世界の行方 自ら見極めて
グローバル時代に学ぶ(中)
池上彰の大岡山通信 若者たちへ
今回も一般の高校生や大学生などを対象に、立教大学で行った講演の一部を取り上げます。グローバル時代の学び方や生き方について、アメリカと中国による「貿易戦争」や大国の対立を話題にしました。さあ、一緒に考えてみませんか。
10月初め、アメリカのペンス副大統領による講演が内外の大きな関心を集めました。覇権を強める中国に対し、米中関係の現状やこれまでの対中政策の失敗、アメリカへの内政干渉などを批判したのです。関税問題に続き対立の構図が浮き彫りになりました。
■「歴代大統領の支援は失敗だった」
発言を要約してみると、東西冷戦後、多くの国々が民主化を進めた。中国も経済が豊かになれば変わるだろうという期待があった。歴代大統領は大きな支援をしてきたが、それは失敗だったというものでした。もう支援はしないという対決姿勢をむき出しにしました。
これは経済的に急成長を遂げ、軍事力を増強し続けている中国に対する危機感の表れです。それも副大統領という要職にある人物の発言だけに、メディアはこぞって「米中による新しい冷戦の始まり」と位置付けたのです。
国際情勢を読むとき、発言の背景や意図を考えることが大切です。10月中旬には米中関係を巡って「国際郵便」が話題になりました。トランプ米政権は、国連専門機関の万国郵便連合(UPU)からの離脱手続きを始めると発表したのです。
これはなぜでしょう。トランプ大統領は就任後、環太平洋経済連携協定(TPP)や地球温暖化問題に関する「パリ協定」からの離脱を相次ぎ表明してきました。UPUのケースは、中国側に対する不満を直接ぶつけるものでした。

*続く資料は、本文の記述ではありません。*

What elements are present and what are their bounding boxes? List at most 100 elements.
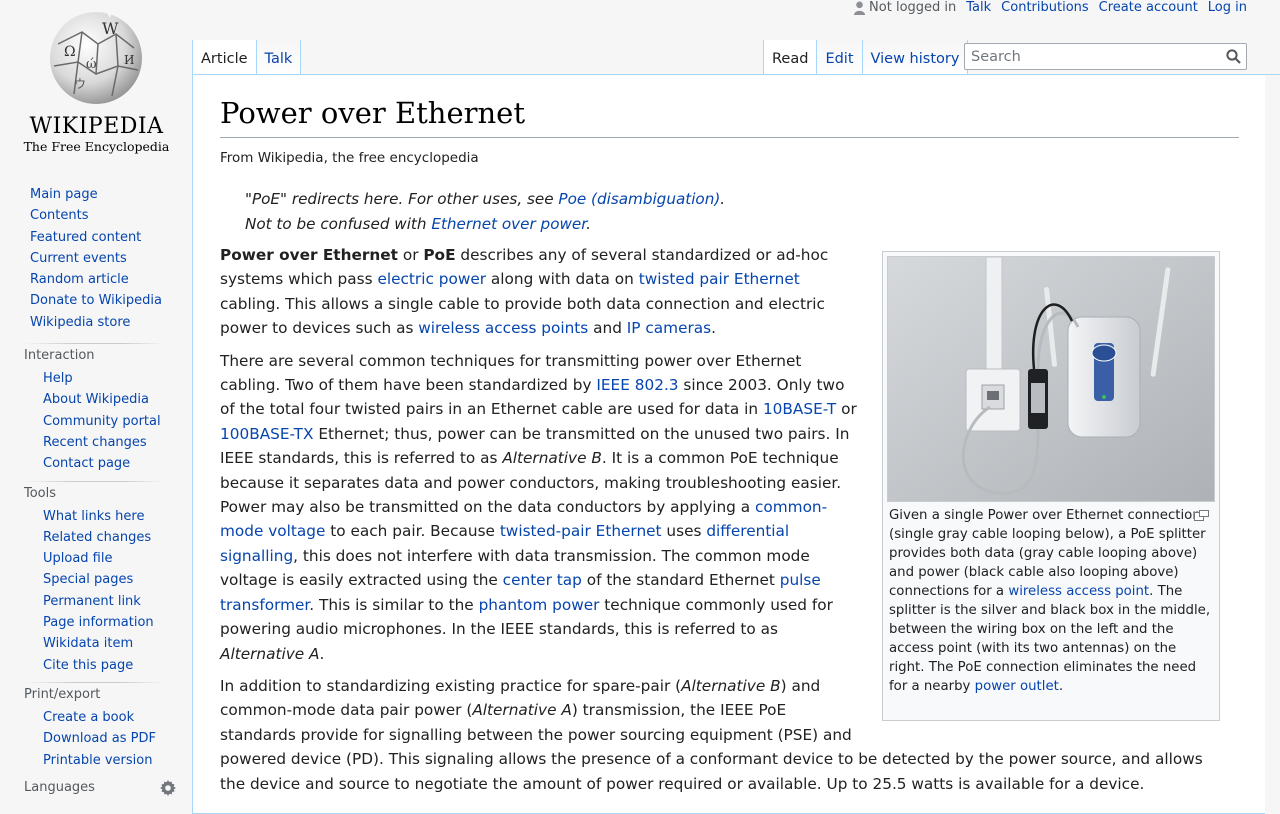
link-poe-disambiguation[interactable]: Poe (disambiguation): [558, 190, 720, 208]
link-wireless-access-point[interactable]: wireless access point: [1008, 584, 1149, 599]
hatnote-text: "PoE" redirects here. For other uses, se…: [245, 190, 559, 208]
sidebar-item-download-pdf[interactable]: Download as PDF: [43, 731, 156, 746]
sidebar-item-about-wikipedia[interactable]: About Wikipedia: [43, 392, 149, 407]
sidebar-item-special-pages[interactable]: Special pages: [43, 572, 133, 587]
italic-term: Alternative B: [681, 676, 781, 695]
text: along with data on: [486, 270, 639, 289]
sidebar-print-export: Print/export Create a book Download as P…: [24, 681, 193, 771]
sidebar-navigation: Main page Contents Featured content Curr…: [24, 184, 193, 333]
text: to each pair. Because: [325, 522, 500, 541]
text: .: [319, 644, 325, 663]
text: of the standard Ethernet: [581, 571, 780, 590]
search-icon[interactable]: [1226, 49, 1241, 68]
sidebar-languages: Languages: [24, 777, 176, 799]
sidebar-item-contact-page[interactable]: Contact page: [43, 456, 130, 471]
not-logged-in-label: Not logged in: [869, 0, 957, 15]
text: or: [397, 246, 424, 264]
tab-edit-label: Edit: [825, 51, 854, 67]
svg-text:ウ: ウ: [74, 77, 86, 91]
sidebar-item-community-portal[interactable]: Community portal: [43, 414, 161, 429]
svg-text:И: И: [124, 53, 134, 67]
sidebar-item-page-information[interactable]: Page information: [43, 615, 154, 630]
link-center-tap[interactable]: center tap: [503, 571, 582, 589]
tab-talk[interactable]: Talk: [255, 40, 302, 75]
italic-term: Alternative A: [220, 644, 320, 663]
sidebar-item-upload-file[interactable]: Upload file: [43, 551, 112, 566]
personal-tools: Not logged in Talk Contributions Create acc…: [844, 0, 1247, 16]
svg-text:W: W: [102, 19, 119, 38]
link-phantom-power[interactable]: phantom power: [479, 596, 600, 614]
tab-article-label: Article: [201, 51, 248, 67]
sidebar-item-contents[interactable]: Contents: [30, 208, 88, 223]
sidebar-item-permanent-link[interactable]: Permanent link: [43, 594, 141, 609]
link-ieee-802-3[interactable]: IEEE 802.3: [596, 376, 678, 394]
sidebar-item-main-page[interactable]: Main page: [30, 187, 98, 202]
link-100base-tx[interactable]: 100BASE-TX: [220, 425, 313, 443]
create-account-link[interactable]: Create account: [1099, 0, 1198, 15]
sidebar-item-related-changes[interactable]: Related changes: [43, 530, 151, 545]
user-icon: [854, 1, 866, 19]
personal-talk-link[interactable]: Talk: [966, 0, 991, 15]
text: or: [836, 400, 857, 419]
svg-text:Ω: Ω: [64, 44, 76, 60]
sidebar-item-wikidata-item[interactable]: Wikidata item: [43, 636, 133, 651]
sidebar-item-recent-changes[interactable]: Recent changes: [43, 435, 147, 450]
log-in-link[interactable]: Log in: [1208, 0, 1247, 15]
sidebar-tools: Tools What links here Related changes Up…: [24, 480, 193, 676]
sidebar-item-help[interactable]: Help: [43, 371, 73, 386]
gear-icon[interactable]: [160, 780, 176, 800]
thumbnail-image[interactable]: [887, 256, 1215, 502]
text: and: [588, 319, 627, 338]
italic-term: Alternative A: [472, 701, 572, 720]
link-ethernet-over-power[interactable]: Ethernet over power: [431, 215, 586, 233]
tab-read[interactable]: Read: [763, 40, 817, 75]
sidebar-item-random-article[interactable]: Random article: [30, 272, 129, 287]
text: In addition to standardizing existing pr…: [220, 676, 682, 695]
view-tabs: Read Edit View history: [763, 40, 969, 75]
hatnote-text: .: [720, 190, 726, 208]
sidebar-item-what-links-here[interactable]: What links here: [43, 509, 144, 524]
sidebar-item-wikipedia-store[interactable]: Wikipedia store: [30, 315, 130, 330]
svg-text:ώ: ώ: [86, 57, 97, 72]
link-twisted-pair-ethernet-2[interactable]: twisted-pair Ethernet: [500, 522, 662, 540]
text: .: [711, 319, 716, 338]
hatnote-text: .: [586, 215, 591, 233]
sidebar-item-featured-content[interactable]: Featured content: [30, 230, 141, 245]
link-10base-t[interactable]: 10BASE-T: [763, 400, 836, 418]
sidebar-item-donate[interactable]: Donate to Wikipedia: [30, 293, 162, 308]
wikipedia-logo[interactable]: Ω W И ώ ウ WIKIPEDIA The Free Encyclopedi…: [0, 0, 193, 160]
sidebar-item-current-events[interactable]: Current events: [30, 251, 127, 266]
sidebar-heading-languages: Languages: [24, 780, 95, 795]
link-ip-cameras[interactable]: IP cameras: [627, 319, 711, 337]
bold-term: Power over Ethernet: [220, 246, 398, 264]
tab-read-label: Read: [772, 51, 809, 67]
tab-article[interactable]: Article: [192, 40, 256, 75]
tab-view-history[interactable]: View history: [861, 40, 969, 75]
logo-wordmark: WIKIPEDIA: [29, 114, 164, 139]
article-body: Given a single Power over Ethernet conne…: [220, 243, 1220, 804]
link-twisted-pair-ethernet[interactable]: twisted pair Ethernet: [639, 270, 800, 288]
search-box: [964, 43, 1247, 70]
sidebar-heading-print-export: Print/export: [24, 686, 101, 702]
namespace-tabs: Article Talk: [192, 40, 302, 75]
poe-splitter-photo: [888, 257, 1214, 501]
sidebar-item-create-book[interactable]: Create a book: [43, 710, 134, 725]
tab-edit[interactable]: Edit: [816, 40, 862, 75]
link-wireless-access-points[interactable]: wireless access points: [418, 319, 588, 337]
sidebar: Main page Contents Featured content Curr…: [0, 180, 193, 771]
search-input[interactable]: [965, 44, 1215, 69]
link-electric-power[interactable]: electric power: [377, 270, 486, 288]
bold-term: PoE: [423, 246, 456, 264]
caption-text: . The splitter is the silver and black b…: [889, 584, 1211, 694]
caption-text: .: [1058, 679, 1064, 694]
hatnote-text: Not to be confused with: [245, 215, 432, 233]
sidebar-item-cite-this-page[interactable]: Cite this page: [43, 658, 133, 673]
text: . This is similar to the: [309, 595, 479, 614]
contributions-link[interactable]: Contributions: [1001, 0, 1089, 15]
site-subtitle: From Wikipedia, the free encyclopedia: [220, 150, 479, 166]
enlarge-icon[interactable]: [1194, 504, 1209, 528]
sidebar-item-printable-version[interactable]: Printable version: [43, 753, 152, 768]
page-title: Power over Ethernet: [220, 93, 1239, 138]
hatnote-not-confused: Not to be confused with Ethernet over po…: [245, 212, 591, 236]
link-power-outlet[interactable]: power outlet: [975, 679, 1059, 694]
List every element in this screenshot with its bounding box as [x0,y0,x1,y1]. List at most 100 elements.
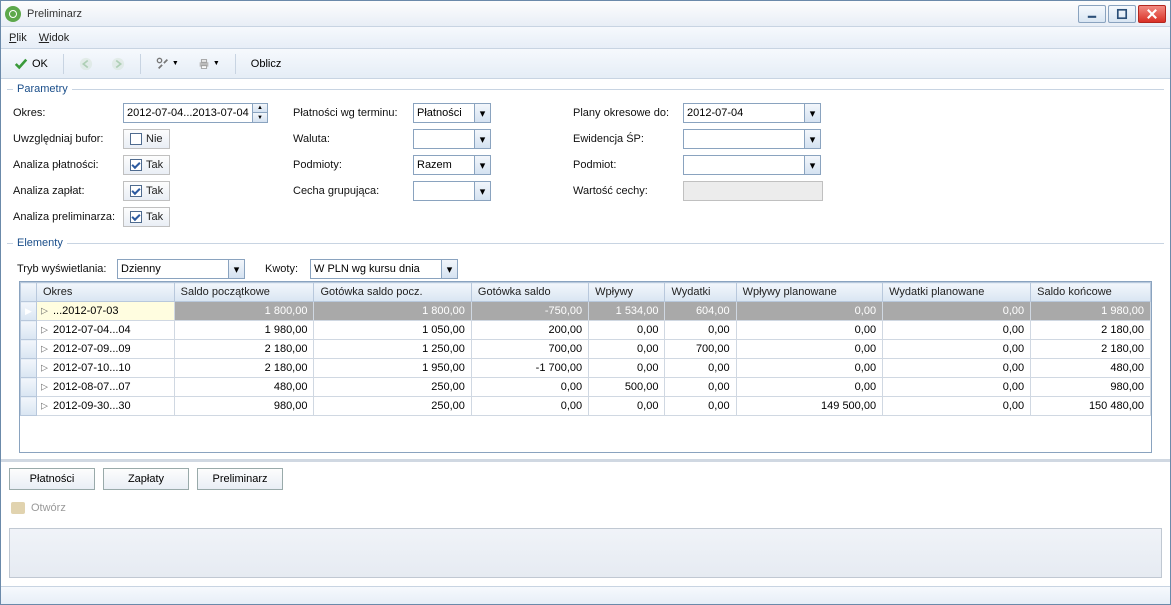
column-header[interactable]: Okres [37,283,175,302]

UPUに加盟する国の郵便事業者は、重さや量に応じ、相手国側に料金を支払う仕組みがあります。ところが中国は経済大国になっても、新興国や発展途上国のような割安な料金のまま。特に軽量品の料金の差が大きく、アメリカは損失を被っているとの不満があります。
■歴史は繰り返すのだろうか
TPPやパリ協定も同じですが、「離脱」という短いニュースを見ているだけでは、アメリカ政府の狙いは見えてきません。その背景について書かれた新聞記事などを選び、しっかり読むことが大切です。そうした毎日の積み重ねが大事なのです。
第2次世界大戦後、当時のトルーマン米大統領は社会主義陣営に大きな影響力を誇示していたソ連の「封じ込め政策」を唱えました。米ソは連合国の一員だったのに、ソ連を放置していたら大変なことになると危機感をあらわにしたのです。
1947年の「トルーマン・ドクトリン」です。それから約40年後、米ソ首脳がその終結を確認するまで、世界は米ソ両陣営が対峙する「東西冷戦」に翻弄されました。冷戦後、核の脅威から解放されるはずだったのに、ここにきて再び危機が強まっています。
アメリカが旧ソ連と結んだ中距離核戦力(INF)廃棄条約を破棄することを表明したからです。トランプ大統領は「ロシアや中国が戦力を増強しており、アメリカだけが順守はできない」という理由でした。歴史は再び繰り返すのでしょうか。
いま、アメリカは自らの利益を最優先する政策「アメリカ・ファースト(米国第一主義)」を掲げています。以前、コラムで指摘しましたが、アメリカはそもそもこの価値観を持つ国でした。20世紀、2度の大戦の惨禍を体験し、多くの国々が重視してきた国際協調が揺らいでいます。
日本の新聞やテレビ、ときには海外発ニュースに触れてください。世界史は、現代のニュースを理解する上で欠かせない知識です。
日本は第2次大戦後、アメリカ中心の資本主義陣営の一員として復興を遂げました。強大なアメリカの軍事力の下で経済を立て直すことができたのです。いま、日本とアメリカは同盟関係といいますが、今後の外交は順風満帆とはいかないでしょう。
グローバル時代を理解し、生き抜くということは、時代の行方を自らの頭で判断できるようになることだと思います。その答えは人工知能(AI)が探してくれるわけではありません。まずは君たち自身が考え、浮かび上がってきた問題意識にかかっているのです。